The Federal Aviation Administration
Anyone in the drone community knows, and likely has some strong feelings about, the Federal Aviation Administration (FAA). The FAA is the regulatory heavyweight for all things drone. Most recently, it helped open up the commercial drone industry through the release of Part 107
Joan Lowy reports for PBS that President-elect Trump is partial to the idea of privatizing airspace control
. While this idea isn’t new, it is highly controversial. This year’s FAA reauthorization process
included the proposed AIRR Act, which aimed to rescind oversight of the air traffic control system from the FAA and privatize it instead. The AIRR Act failed to make it through the House due primarily to the proposed air traffic control reforms.
In its letter to the administration, the DMA emphasized the importance of keeping air traffic control under the authority of the FAA.

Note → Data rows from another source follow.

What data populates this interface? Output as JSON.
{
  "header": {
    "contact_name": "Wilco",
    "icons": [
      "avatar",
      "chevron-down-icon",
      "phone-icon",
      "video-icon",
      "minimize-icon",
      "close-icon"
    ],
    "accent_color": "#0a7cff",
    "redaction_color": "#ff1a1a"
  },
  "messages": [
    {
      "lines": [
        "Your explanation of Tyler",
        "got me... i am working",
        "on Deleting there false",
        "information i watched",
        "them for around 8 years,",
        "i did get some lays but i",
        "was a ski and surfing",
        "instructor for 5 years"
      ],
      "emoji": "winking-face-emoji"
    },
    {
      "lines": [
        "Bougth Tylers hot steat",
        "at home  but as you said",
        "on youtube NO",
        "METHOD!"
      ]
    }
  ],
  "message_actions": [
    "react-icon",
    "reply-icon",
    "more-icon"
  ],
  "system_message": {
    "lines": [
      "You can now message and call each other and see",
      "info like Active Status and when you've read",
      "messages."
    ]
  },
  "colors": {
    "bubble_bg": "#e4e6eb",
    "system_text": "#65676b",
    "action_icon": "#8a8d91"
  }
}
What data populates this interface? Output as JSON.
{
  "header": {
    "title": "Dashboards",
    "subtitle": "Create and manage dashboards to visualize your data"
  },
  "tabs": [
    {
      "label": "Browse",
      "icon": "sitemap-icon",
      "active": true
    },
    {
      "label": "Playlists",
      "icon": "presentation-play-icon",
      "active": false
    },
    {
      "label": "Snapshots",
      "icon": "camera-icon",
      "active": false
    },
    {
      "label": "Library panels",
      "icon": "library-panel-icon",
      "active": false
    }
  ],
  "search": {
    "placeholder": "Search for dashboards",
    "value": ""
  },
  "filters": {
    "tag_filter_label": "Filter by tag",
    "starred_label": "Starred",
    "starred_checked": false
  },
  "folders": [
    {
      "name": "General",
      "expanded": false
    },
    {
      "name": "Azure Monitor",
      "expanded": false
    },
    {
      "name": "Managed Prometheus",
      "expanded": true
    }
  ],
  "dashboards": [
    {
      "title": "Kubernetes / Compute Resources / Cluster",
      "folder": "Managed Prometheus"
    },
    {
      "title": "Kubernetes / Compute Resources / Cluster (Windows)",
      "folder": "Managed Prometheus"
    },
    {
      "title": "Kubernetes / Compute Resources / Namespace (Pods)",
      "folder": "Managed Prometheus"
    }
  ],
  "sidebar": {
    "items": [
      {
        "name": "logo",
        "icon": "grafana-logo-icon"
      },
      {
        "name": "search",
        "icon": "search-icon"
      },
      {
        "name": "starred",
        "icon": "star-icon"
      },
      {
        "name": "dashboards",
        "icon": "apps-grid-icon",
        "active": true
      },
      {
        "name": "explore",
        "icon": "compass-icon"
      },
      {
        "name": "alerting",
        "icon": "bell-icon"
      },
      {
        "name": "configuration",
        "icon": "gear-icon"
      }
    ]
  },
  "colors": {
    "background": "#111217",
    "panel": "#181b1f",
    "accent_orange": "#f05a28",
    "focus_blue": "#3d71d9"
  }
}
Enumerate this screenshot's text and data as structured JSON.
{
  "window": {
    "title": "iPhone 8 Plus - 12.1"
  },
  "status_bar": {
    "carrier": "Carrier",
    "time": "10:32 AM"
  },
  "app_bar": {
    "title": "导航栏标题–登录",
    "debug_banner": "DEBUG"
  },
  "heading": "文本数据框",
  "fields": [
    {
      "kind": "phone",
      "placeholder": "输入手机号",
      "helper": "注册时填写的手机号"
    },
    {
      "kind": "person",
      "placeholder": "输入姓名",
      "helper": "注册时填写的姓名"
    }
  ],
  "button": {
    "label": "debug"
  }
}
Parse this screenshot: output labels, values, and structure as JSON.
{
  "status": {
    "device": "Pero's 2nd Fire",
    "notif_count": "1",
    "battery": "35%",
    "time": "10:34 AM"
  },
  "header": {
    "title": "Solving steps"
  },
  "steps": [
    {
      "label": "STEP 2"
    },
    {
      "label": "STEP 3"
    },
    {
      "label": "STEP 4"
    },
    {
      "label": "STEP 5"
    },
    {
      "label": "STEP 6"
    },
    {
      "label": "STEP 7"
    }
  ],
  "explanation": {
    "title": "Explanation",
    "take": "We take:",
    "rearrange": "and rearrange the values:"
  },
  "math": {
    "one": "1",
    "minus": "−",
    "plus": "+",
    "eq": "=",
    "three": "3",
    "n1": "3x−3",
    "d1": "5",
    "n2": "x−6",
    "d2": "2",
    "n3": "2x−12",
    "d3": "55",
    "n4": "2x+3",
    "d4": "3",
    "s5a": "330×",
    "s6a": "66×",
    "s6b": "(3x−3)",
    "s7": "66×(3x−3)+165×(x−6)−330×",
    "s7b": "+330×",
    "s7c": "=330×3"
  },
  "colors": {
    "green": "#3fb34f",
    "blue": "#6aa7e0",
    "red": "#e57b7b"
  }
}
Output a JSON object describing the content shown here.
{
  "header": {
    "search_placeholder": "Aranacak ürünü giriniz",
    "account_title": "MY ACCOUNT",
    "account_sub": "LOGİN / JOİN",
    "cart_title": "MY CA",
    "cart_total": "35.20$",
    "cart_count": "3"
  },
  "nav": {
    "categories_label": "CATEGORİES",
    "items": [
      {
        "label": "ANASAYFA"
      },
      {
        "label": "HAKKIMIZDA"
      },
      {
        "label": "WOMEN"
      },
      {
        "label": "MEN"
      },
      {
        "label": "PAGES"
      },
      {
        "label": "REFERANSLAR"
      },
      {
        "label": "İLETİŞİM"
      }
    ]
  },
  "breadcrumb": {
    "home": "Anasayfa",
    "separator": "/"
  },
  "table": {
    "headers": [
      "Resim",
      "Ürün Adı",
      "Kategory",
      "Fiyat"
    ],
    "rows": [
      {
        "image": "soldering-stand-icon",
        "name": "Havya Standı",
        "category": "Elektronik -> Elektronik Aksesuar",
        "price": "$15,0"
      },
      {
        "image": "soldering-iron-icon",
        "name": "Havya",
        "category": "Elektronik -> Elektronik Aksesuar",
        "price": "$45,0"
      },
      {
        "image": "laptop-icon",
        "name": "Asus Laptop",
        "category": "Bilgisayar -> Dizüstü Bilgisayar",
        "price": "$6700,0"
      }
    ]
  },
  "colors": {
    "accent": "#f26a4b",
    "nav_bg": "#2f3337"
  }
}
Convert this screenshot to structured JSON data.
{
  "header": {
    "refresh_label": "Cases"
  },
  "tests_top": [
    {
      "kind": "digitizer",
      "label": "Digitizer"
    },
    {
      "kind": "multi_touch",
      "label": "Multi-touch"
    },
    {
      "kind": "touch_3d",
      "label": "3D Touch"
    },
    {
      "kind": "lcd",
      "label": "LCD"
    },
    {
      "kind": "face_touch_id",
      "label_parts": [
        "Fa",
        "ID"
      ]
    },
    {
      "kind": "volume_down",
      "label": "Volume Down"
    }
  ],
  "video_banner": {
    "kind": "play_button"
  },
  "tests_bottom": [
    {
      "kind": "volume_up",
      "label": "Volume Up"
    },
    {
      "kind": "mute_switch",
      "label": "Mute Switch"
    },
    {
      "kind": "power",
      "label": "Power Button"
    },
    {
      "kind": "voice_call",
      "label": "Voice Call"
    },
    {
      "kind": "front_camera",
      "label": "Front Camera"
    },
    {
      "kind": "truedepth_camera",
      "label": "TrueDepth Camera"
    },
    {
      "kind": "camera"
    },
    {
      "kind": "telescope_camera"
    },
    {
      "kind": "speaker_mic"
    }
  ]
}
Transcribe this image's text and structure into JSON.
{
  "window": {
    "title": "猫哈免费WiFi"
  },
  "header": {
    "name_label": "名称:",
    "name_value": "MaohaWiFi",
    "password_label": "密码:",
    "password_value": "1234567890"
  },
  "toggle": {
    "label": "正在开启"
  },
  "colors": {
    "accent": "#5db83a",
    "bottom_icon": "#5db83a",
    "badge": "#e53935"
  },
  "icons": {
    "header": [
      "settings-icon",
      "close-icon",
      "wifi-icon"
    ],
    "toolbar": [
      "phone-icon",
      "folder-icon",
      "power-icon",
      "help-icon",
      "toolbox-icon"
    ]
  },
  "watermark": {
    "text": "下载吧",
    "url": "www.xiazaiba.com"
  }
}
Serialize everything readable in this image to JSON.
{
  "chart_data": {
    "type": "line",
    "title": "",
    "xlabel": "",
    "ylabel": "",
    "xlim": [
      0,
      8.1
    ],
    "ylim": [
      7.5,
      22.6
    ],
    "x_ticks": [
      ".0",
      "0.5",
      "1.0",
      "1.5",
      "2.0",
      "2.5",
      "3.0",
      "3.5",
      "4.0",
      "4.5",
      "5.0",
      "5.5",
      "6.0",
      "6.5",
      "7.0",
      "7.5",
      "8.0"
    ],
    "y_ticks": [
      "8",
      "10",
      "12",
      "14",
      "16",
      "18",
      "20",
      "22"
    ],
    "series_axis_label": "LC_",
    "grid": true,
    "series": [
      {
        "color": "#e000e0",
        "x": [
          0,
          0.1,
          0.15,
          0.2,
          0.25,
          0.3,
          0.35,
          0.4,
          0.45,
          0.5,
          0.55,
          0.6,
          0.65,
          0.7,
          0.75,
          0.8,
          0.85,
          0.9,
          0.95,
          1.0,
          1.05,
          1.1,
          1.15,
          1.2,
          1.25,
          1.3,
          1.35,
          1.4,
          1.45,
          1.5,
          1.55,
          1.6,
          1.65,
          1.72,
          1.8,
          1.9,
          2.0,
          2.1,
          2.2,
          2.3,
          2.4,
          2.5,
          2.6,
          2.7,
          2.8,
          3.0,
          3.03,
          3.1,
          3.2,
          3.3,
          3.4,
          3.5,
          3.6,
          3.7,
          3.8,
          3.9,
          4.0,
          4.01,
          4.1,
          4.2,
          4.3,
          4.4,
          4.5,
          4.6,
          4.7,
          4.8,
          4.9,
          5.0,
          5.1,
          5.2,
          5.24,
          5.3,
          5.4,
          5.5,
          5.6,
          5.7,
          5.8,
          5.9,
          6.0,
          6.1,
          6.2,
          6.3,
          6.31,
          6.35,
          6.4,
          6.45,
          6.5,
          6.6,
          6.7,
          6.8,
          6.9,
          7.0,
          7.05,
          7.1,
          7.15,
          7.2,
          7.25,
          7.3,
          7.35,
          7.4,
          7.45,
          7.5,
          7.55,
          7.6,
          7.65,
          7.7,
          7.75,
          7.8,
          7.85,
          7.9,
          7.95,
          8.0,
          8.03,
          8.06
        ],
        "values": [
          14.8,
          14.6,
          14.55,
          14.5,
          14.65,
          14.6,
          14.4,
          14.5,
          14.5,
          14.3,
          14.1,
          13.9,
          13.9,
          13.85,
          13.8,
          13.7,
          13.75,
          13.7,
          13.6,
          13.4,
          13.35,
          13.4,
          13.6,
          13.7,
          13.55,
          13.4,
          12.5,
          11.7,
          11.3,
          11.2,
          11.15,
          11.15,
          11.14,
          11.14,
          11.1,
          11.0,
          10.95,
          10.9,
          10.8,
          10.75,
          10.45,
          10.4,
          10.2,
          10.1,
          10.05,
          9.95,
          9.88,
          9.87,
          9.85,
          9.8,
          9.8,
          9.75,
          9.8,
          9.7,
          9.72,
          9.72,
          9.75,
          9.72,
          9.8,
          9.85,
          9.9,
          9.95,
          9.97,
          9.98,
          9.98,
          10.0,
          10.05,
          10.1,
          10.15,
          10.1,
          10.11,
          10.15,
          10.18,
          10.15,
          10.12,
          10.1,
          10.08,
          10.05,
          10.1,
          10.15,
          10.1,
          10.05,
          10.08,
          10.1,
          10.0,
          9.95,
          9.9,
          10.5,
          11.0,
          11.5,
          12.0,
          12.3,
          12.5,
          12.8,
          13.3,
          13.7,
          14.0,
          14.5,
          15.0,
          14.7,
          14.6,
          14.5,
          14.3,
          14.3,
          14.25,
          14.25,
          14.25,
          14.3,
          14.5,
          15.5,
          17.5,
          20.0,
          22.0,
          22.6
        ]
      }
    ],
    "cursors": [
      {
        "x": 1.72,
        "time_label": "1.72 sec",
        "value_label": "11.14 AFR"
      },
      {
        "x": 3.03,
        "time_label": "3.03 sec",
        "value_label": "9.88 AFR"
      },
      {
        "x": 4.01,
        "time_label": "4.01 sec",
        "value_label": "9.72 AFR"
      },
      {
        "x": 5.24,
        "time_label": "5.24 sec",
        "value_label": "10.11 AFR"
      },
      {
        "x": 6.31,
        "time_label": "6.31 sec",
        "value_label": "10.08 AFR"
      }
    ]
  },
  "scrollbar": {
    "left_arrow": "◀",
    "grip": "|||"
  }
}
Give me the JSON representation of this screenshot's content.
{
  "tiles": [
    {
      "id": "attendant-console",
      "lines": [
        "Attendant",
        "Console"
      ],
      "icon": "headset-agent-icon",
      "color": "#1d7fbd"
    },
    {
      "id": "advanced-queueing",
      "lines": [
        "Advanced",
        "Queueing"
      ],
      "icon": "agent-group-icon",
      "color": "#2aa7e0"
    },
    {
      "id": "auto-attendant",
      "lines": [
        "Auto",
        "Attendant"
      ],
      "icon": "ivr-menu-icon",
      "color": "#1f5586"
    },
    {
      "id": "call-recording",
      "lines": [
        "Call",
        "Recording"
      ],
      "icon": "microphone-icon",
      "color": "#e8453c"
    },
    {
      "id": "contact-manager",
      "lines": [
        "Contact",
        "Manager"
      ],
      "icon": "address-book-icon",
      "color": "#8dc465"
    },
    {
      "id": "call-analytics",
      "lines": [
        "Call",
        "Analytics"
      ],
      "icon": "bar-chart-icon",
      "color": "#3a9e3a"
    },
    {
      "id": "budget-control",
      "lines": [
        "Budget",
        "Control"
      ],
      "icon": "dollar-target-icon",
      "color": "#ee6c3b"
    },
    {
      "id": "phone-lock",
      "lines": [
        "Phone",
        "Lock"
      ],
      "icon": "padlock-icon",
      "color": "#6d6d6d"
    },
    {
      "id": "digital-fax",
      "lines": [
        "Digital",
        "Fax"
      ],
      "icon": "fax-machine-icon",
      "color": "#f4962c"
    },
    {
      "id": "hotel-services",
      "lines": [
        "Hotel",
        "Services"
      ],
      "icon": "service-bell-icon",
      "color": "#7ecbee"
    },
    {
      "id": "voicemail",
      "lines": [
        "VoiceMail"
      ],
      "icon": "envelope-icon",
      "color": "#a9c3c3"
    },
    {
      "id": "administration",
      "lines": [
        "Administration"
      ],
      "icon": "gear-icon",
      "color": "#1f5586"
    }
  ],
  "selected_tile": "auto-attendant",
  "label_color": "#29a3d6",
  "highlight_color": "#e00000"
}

“The FAA has sole jurisdiction over the national airspace and aviation safety, and we would urge you to maintain its authority to regulate the national airspace for unmanned aircraft systems,” the letter states.
Air traffic control
, already a hurdle for the integration of commercial drones, will become an increasingly important and contentious issue as exponentially more drones vie for their place in the National Airspace System.
While these selections and potential stances indicate a direction for the future of the commercial drone industry, Trump has made no formal announcements or policies with drones in mind. And there are still many decisions yet to be made.
“Our members and our industry as a whole would be disappointed to see appointees that might stagnate the advancements of drone use and technology, which would likely stagnate the economic growth of the United States overall,” says West.